2025 - 11¶
Plan 1: Launch Arbitrage Live Trading¶
- Final Safety Validation: Verify risk limits, position sizing, capital allocation
- Live Environment Setup: Configure production API keys, wallet setup, exchange connections
- Deploy to Production: Launch arbitrage strategy with real capital
- Monitor Initial Performance: Track first 48-72 hours of live trading
- Establish Baseline Metrics: Document live P&L, execution costs, latency, error rates
Success Criteria: Arbitrage strategy running live with real capital by Week 1
Progress 1¶
Status: ✅ Launched with Issues
Metrics:
| Metric | Value | Note |
|---|---|---|
| Total P&L | $-8.36 | Small loss, capital preserved |
| NAV | $8,807.75 | 99.9% capital retained |
| Avg Win Rate | 23.0% | Below target |
| Avg Sharpe | 0.19 | Low but positive |
| Max Drawdown | 0.0% | No drawdowns |
| Total Exposure | $0.62 | Conservative exposure |
Strategy Performance:
| Strategy | Status | P&L | Win Rate | Sharpe | Trades |
|---|---|---|---|---|---|
| v0 | KILLED | $-7.45 | 0.0% | N/A | 1 |
| v1 | CLOSE_ONLY | $-2.41 | 35.7% | -0.00 | 14 |
| v2 | CLOSE_ONLY | $-0.46 | 33.3% | 0.38 | 3 |
Details:
- 18 total trades executed across all strategies
- Dashboard summary metrics were misleading (showed 0% fill rate)

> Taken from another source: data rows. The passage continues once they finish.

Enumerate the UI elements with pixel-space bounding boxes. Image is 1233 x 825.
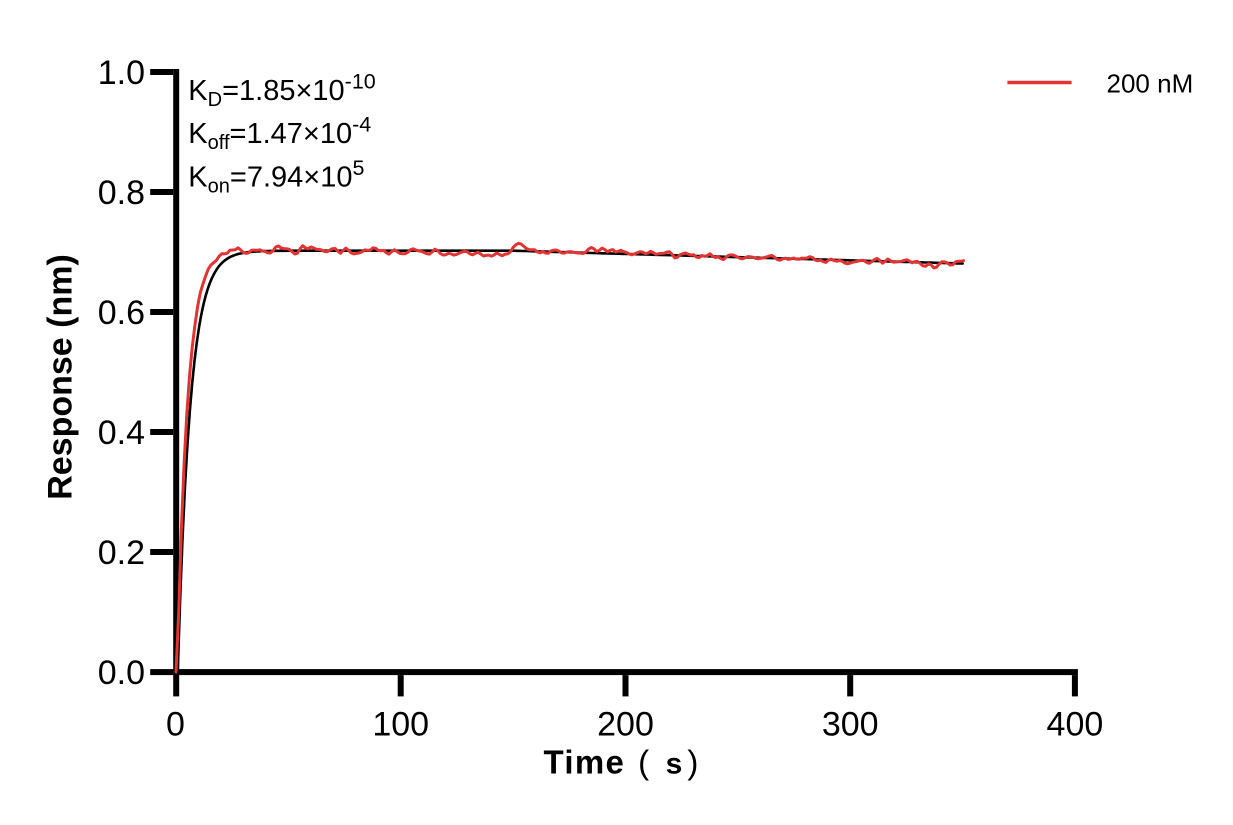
- svg-text:0.0: 0.0: [98, 654, 145, 692]
- svg-text:400: 400: [1047, 705, 1104, 743]
- svg-text:200: 200: [597, 705, 654, 743]
- svg-text:KD=1.85×10-10: KD=1.85×10-10: [188, 69, 375, 111]
- svg-text:Time(s): Time(s): [544, 743, 699, 780]
- svg-text:0.8: 0.8: [98, 174, 145, 212]
- svg-text:300: 300: [822, 705, 879, 743]
- svg-text:0.6: 0.6: [98, 294, 145, 332]
- svg-text:200 nM: 200 nM: [1107, 68, 1194, 98]
- svg-text:100: 100: [372, 705, 429, 743]
- svg-text:0: 0: [166, 705, 185, 743]
- svg-text:0.2: 0.2: [98, 534, 145, 572]
- svg-text:1.0: 1.0: [98, 54, 145, 92]
- svg-text:Kon=7.94×105: Kon=7.94×105: [188, 156, 364, 198]
- svg-text:0.4: 0.4: [98, 414, 145, 452]
- svg-text:Response (nm): Response (nm): [42, 254, 80, 500]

- v2 strategy achieved positive Sharpe (0.38), showing core logic works
- Both Binance and Hyperliquid gateways operational with 0 errors
Key Finding: High latency (~1M ms) hurting arbitrage profitability. Cross-venue arbitrage requires faster execution - current Binance + Hyperliquid setup too slow for millisecond opportunities.
Plan 2: ML Development¶
- Deploy Dual-Model: Launch ternary classification with regime awareness
- [i] Improve Regression Performance: Achieve MAE ≤10 bips, MAPE ≤20%, R² >0, 65%+ directional accuracy
- [i] Feature Engineering: Optimize feature set for model generalization
- Endpoint Deployment: Re-deploy endpoints without duplicate pipelines
- Metrics Calibration: Finalize confidence thresholds and quality assessment
Success Criteria: ML model meets target performance metrics
Progress 2¶
Status: ✅ Architecture Complete, ❌ Performance Gap
Metrics:
| Metric | Target | Test Result | Status |
|---|---|---|---|
| Direction Accuracy | 65%+ | 43.2% | ❌ Gap: -22% |
| R² | >0 | -1.63 | ❌ Negative |
| MAPE | ≤20% | 4.85% | ✅ Met |
| Correlation | >0.3 | 0.07 | ❌ Low |
Details - Architecture Completed:
- Full ternary classification (−1/0/+1) with flat class now predicted
- Class-weighted CE loss + Focal loss + label smoothing for imbalance
- Weighted Expectile Loss for scale prediction
- Time-series CV (Blocked K-Fold, Growing Window)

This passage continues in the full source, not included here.